# [SOLVED] Avital 4103 No Climate Control / Instrument Cluster



## Aviator992 (Jan 13, 2015)

I had an Avital 4103 installed in my '05 Pontiac Grand Am around 4 years ago and have been using it with no issues. However, I recently wanted to change my remote start run time from 12 minutes to 24 minutes. Since I was at a Best Buy (which sells these systems), I asked the auto tech if he knew how to change that option (my system was installed at a small auto shop in a different state). He changed it through the program switch to run for 24 mins, but since then, when I remote start my car the climate control no longer works and my instrument cluster gauges are all off until the key is put into the ignition and turned to "on". 

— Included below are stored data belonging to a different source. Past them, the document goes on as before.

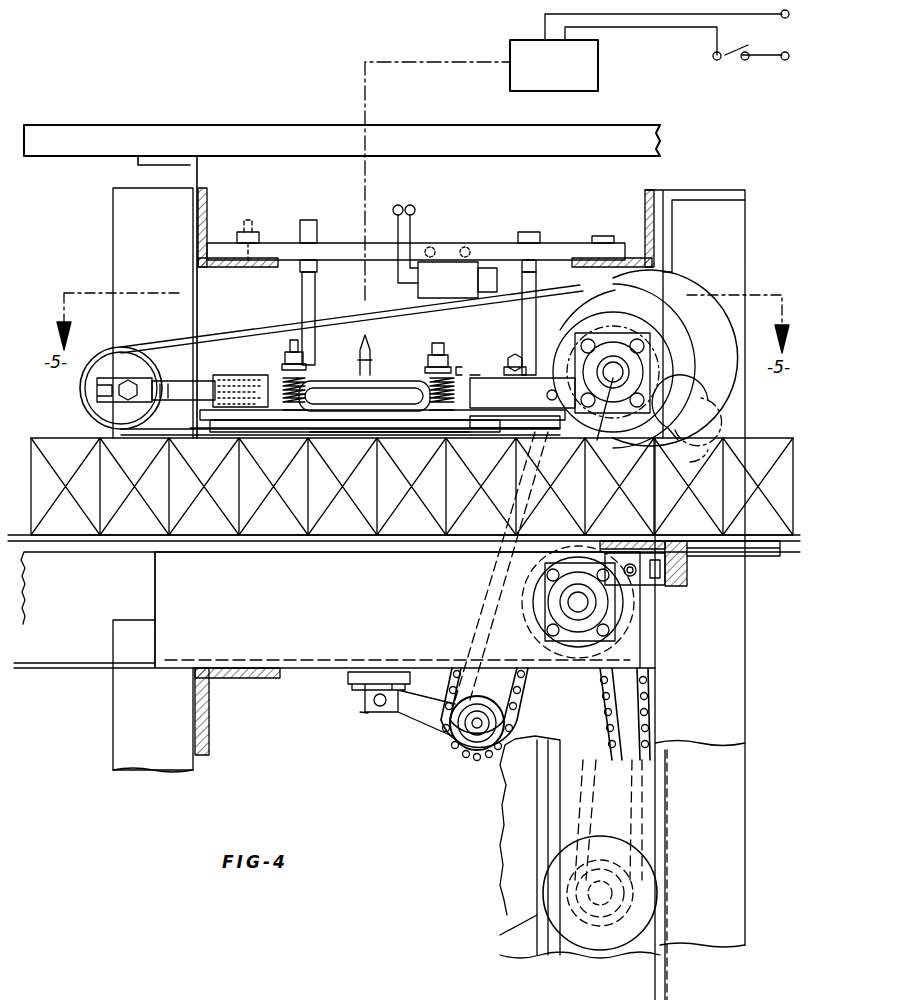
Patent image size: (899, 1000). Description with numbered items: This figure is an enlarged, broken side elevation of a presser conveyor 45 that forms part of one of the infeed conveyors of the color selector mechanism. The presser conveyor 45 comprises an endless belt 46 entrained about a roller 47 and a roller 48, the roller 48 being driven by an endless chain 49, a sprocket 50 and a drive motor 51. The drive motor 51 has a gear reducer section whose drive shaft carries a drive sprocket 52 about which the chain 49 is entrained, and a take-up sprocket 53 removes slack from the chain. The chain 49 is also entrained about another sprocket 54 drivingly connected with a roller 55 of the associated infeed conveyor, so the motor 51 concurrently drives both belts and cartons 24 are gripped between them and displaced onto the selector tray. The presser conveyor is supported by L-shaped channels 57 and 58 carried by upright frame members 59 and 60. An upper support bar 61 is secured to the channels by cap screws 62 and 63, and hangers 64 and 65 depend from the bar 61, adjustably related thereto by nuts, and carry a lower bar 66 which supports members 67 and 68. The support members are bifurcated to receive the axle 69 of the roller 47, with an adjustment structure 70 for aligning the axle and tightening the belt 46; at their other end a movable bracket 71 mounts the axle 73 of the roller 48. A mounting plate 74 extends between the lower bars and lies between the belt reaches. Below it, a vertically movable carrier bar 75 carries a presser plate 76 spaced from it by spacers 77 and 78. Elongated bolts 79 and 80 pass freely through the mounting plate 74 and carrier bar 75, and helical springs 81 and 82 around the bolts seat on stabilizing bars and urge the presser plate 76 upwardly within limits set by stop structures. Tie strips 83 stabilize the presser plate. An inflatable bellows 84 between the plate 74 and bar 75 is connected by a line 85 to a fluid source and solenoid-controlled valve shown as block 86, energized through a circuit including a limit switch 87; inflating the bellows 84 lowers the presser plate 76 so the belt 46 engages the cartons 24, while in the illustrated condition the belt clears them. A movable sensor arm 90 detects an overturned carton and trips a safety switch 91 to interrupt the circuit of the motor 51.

The carton 24 is at (158, 514).
The presser conveyor 45 is at (78, 400).
The endless belt 46 is at (252, 336).
The roller 47 is at (122, 352).
The roller 48 is at (566, 333).
The endless chain 49 is at (486, 590).
The sprocket 50 is at (650, 372).
The drive motor 51 is at (500, 850).
The drive sprocket 52 is at (596, 930).
The take-up sprocket 53 is at (470, 755).
The sprocket 54 is at (575, 647).
The roller 55 is at (522, 572).
The L-shaped channel 57 is at (208, 211).
The L-shaped channel 58 is at (644, 196).
The upright frame member 59 is at (148, 766).
The upright frame member 60 is at (745, 708).
The upper support bar 61 is at (325, 236).
The cap screw 62 is at (254, 232).
The cap screw 63 is at (590, 236).
The hanger 64 is at (300, 302).
The hanger 65 is at (520, 303).
The lower bar 66 is at (492, 394).
The support member 67 is at (240, 375).
The support member 68 is at (478, 372).
The axle 69 is at (138, 382).
The adjustment structure 70 is at (178, 382).
The movable bracket 71 is at (552, 390).
The axle 73 is at (596, 444).
The mounting plate 74 is at (390, 370).
The carrier bar 75 is at (268, 422).
The presser plate 76 is at (190, 436).
The spacer 77 is at (220, 430).
The spacer 78 is at (500, 428).
The elongated bolt 79 is at (283, 348).
The elongated bolt 80 is at (438, 343).
The helical spring 81 is at (282, 398).
The helical spring 82 is at (446, 412).
The tie strip 83 is at (400, 432).
The inflatable bellows 84 is at (340, 420).
The line 85 is at (364, 95).
The block 86 is at (560, 92).
The limit switch 87 is at (732, 62).
The sensor arm 90 is at (692, 390).
The safety switch 91 is at (446, 265).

This is all different from how it operated before, where all the gauges worked even before I had turned my key to on. Additionally, my Service Engine Soon light comes on when I use the remote start now, but seems to turn off if I manually start my car a few times. I was wondering if anyone had any ideas on what could be causing this, or if there is a menu option I could change through the programming switch to alleviate this. The remote start is pretty useless if the climate control does not work. Thanks!!


----------



## Aviator992 (Jan 13, 2015)

After adjusting multiple settings to no avail, I took out my stereo and rearranged the wires in my dash in a more organized way. As soon as I did this, the remote start began to operate as it should with everything working. The person at Best Buy must have shoved the radio up against a wire(s) causing their connection to not work.


----------



## Basementgeek (Feb 7, 2005)

Great !

BG


----------